Megaquakes
caused volcanoes to sink: Research
PARIS:
Massive earthquakes can cause distant volcanoes to sink, according to
research in Japan and Chile published on Sunday.
30
June, 2013
The
magnitude 9.0 tsunami-generating quake that occurred off northeastern
Japan in 2011 caused subsidence of up to 15 centimetres (9.3 inches)
in a string of volcanoes on the island of Honshu as much as 200
kilometres (120 miles) from the epicentre, a Japanese study said.
And
the 8.8 magnitude Maule quake in Chile in 2010 caused a similar
degree of sinking in five volcanic regions located up to 220km (130
miles) away, according to a US-led paper.
It
was not clear whether the phenomenon boosted eruption risk, the
authors wrote.
Both
the Japan and Chile quakes were of the subduction type, caused when
one part of Earth's crust slides beneath another.
If
the movement is not smooth, tension can build up over decades or
centuries before it is suddenly released, sometimes with catastrophic
effect.
In
both cases, the sinking occurred in mountain ranges running
horizontally to the quake.
The
2011 quake "caused east-west tension in eastern Japan,"

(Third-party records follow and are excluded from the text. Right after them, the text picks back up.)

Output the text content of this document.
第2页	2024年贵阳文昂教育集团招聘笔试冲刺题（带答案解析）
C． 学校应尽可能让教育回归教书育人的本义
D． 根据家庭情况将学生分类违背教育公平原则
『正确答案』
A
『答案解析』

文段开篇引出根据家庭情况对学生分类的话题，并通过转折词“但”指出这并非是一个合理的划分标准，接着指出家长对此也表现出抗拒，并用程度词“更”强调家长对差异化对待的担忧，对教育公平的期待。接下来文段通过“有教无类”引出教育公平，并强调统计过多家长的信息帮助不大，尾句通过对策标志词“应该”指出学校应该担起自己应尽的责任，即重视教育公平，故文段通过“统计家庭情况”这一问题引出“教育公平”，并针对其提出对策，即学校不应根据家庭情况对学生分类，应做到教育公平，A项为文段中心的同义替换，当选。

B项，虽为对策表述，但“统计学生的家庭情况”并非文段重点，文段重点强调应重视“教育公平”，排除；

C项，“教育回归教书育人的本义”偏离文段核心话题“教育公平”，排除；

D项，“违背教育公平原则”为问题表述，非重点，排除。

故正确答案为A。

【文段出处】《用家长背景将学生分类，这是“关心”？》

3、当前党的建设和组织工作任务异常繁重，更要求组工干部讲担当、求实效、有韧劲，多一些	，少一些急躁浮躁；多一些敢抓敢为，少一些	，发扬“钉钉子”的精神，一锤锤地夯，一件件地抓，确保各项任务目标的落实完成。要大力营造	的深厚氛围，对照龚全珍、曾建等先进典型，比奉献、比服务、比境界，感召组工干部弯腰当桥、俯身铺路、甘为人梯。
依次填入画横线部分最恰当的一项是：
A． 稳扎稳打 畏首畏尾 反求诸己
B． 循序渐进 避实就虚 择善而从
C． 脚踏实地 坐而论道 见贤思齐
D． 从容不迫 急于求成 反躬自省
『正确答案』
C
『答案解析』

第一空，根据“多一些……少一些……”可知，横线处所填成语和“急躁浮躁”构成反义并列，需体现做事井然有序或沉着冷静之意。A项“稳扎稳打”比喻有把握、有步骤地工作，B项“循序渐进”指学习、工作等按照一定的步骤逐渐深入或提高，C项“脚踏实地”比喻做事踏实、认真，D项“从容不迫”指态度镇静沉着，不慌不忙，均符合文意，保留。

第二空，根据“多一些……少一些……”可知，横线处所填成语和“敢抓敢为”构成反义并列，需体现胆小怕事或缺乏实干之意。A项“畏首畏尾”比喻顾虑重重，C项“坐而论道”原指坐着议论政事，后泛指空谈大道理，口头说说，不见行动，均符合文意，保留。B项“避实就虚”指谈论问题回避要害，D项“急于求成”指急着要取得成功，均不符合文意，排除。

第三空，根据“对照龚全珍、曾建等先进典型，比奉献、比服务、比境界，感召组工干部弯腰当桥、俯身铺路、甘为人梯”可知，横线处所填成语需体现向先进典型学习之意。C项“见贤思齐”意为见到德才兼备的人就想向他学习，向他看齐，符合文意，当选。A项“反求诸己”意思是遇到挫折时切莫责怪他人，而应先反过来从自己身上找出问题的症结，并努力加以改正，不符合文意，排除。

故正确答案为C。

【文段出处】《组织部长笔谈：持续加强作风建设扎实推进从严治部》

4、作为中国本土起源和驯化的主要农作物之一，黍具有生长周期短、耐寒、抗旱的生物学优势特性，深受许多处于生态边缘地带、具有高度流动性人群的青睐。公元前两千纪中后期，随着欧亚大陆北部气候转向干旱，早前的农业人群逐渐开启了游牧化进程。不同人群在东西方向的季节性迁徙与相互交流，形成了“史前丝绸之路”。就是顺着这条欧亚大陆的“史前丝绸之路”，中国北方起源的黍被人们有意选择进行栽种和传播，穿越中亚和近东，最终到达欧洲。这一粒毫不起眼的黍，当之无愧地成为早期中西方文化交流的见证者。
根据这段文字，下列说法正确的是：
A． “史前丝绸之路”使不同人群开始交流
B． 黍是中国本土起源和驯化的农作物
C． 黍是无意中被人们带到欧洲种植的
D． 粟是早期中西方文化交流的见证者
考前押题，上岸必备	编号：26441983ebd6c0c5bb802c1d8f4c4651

Youichiro Takada of the Disaster Prevention Research Institute at
Kyoto University told AFP in an email.
"Hot
and soft rocks beneath the volcanoes, with magma at the centre, were
horizontally stretched and vertically flattened. This deformation
caused the volcanoes to subside."
The
researchers for the Chilean volcanoes said subsidence occurred along
a stretch spanning 400km (250 miles).
As
in Japan, the ground deformation in Chile occurred in huge
ellipse-shaped divots up to 15km by 30km (nine miles by 18 miles) in
size, although the cause appears to be different.
Pockets
of hot hydrothermal fluids that underpinned the volcanic areas may
have escaped through rock that had been stretched and made permeable
by the quake.
Two
earthquakes in the Chilean subduction zone in 1906 and 1960 were
followed by eruptions in the Andean southern volcanic zone within a
year of their occurrence.
However,
no big eruptions in this volcanic hotspot can be associated with the
2010 temblor, says the study led by Matthew Pritchard of Cornell
University in New York.
Takada
said the impact of the 2011 quake on volcano risk on Honshu was
unclear.
"At
this stage we do not know the relation between volcanic eruption and
the subsidence we found. Further understanding of the magmatic
movement would be necessary," he said
The
subsidence in Japan was spotted at the volcanoes Akitakoma, which
last erupted in 1971; Kurikoma (1950); Zao (1940); Azuma (1977); and
Nasu (1963).
The
studies, published in the journal Nature Geoscience, used data from
satellite radar which mapped terrain before and after the quakes.